Following Robin Frijns’ dominating win in the GP2 race in Barcelona, I was asked by a reader if I had seen his victory. I had and was immediately thrilled that somebody had taken notice of a young driver so often pushed to the sidelines. Hilmer gave him a chance, but now we must wait to see if the opportunity to stand atop the GP2 podium will be presented again.
When he was announced as Sauber F1 reserve driver in November 2012, I thought Motorsport was beginning to witness and take notice of Robin Frijns’ talent. However, unlike some of his fellow reserve drivers and Formula Renault 3.5 alumni, Frijns is yet to stamp his authority in an F1 practice session.
It is inevitable within Motorsport that drivers will be compared to one another – Sebastian Vettel and Antonio Felix da Costa acting as a very recent example. Even when still climbing to the very top of your profession, these comparisons will be made. Some of my peers have referred to Stoffel Vandoorne and his impressive début weekend in this year’s Formula Renault 3.5 series. Frijns remains only the second driver to win the series at their first attempt, a feat the young Belgian is determined to match.
Worthy of note, Vandoorne’s one crucial credential that the Dutchman is yet to retain – a place on a young driver programme. The Belgian’s connections to McLaren are well deserved but will most likely help cement much of his future void of series wins. Lacking in funding, the battle for Robin Frijns is far from over.
Last year I spoke to the man himself, albeit somewhat briefly. Following his debut in the Sauber at the Young Driver Test in Abu Dhabi, I asked him to explain the feeling of driving a Formula 1 car. His answer?
“It is like going from a normal plane to an F16”.
After that, the Dutchman had no words.
From that brief encounter, I was able to see the burning desire Frijns adopts day to day and the determination he possesses to make that feeling, one that rendered him almost entirely speechless, a regular feature in his life. Thus I take you back to the GP2 weekend and the significance it may hold in Motorsport’s immediate future.
Come race day, Frijns adopted, and later executed, a perfect strategy. The switch from the soft tyres to the hard compound came at a pivotal moment in the race. By lap six, it was difficult to look beyond his presence and relative comfort in the hands of the Hilmer.
Whilst there is no doubting that Frijns feels most at home in his beloved cars, a lack of budget may push him out of the series. One sprint race and one victory may be it for him unless funding can be found. I will not sit here and beg, partly because I do not possess the authority to do so. Instead I will point out a fundamental flaw, how is the future of Motorsport to survive if money comes before talent?

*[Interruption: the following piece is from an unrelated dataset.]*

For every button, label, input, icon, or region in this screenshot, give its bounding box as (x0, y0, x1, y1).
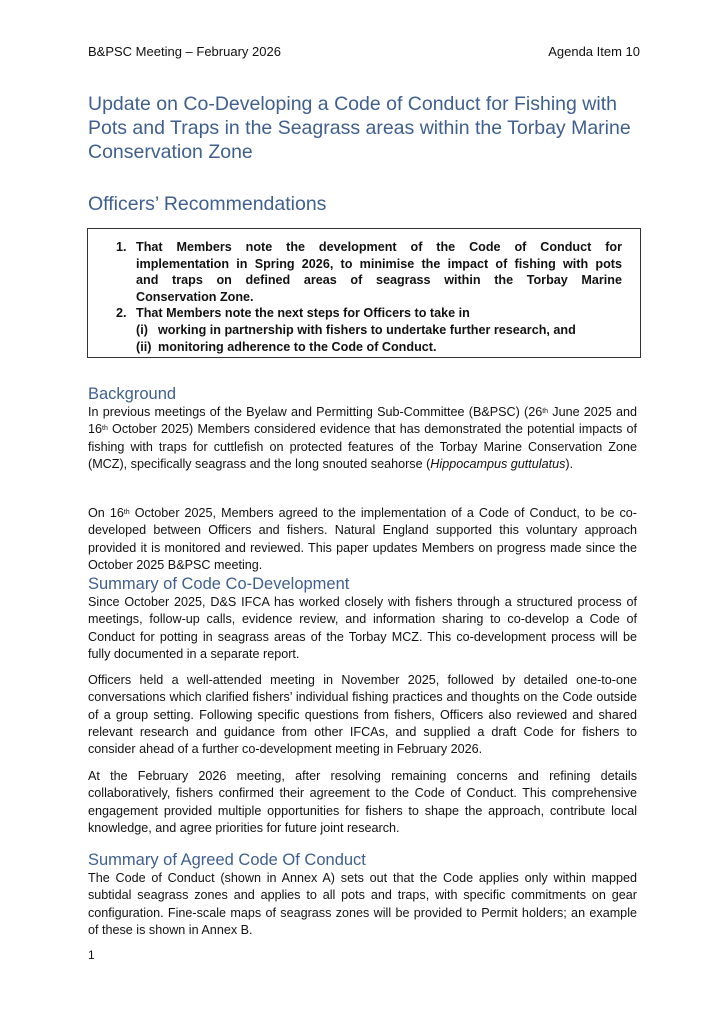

If you are a regular reader here on ‘stoodonthepodium’ then you will know all about the youngster. What you may not know, in fact I suspect most of you will not, Frijns was the inspiration behind my ‘Future Stars’ series. The series was founded on the basis that the Dutchman is a forgotten driver, often overlooked in favour of his racing rivals.
I have previously defended the position of pay drivers and, to a certain extent, still do. However, I know I will never forget the day he described driving a Formula 1 car to me. The little boy within him seemed to resurface as the true extent of his achievements sank in.
We cannot deny the young racers of today these opportunities. As rumours continue to swirl regarding Mark Webber’s retirement and the average age in Formula 1 drops by an average of five years in 2013, it is important to look to the future. With Frijns at the helm of a race car, I know I am almost guaranteed a breath taking display.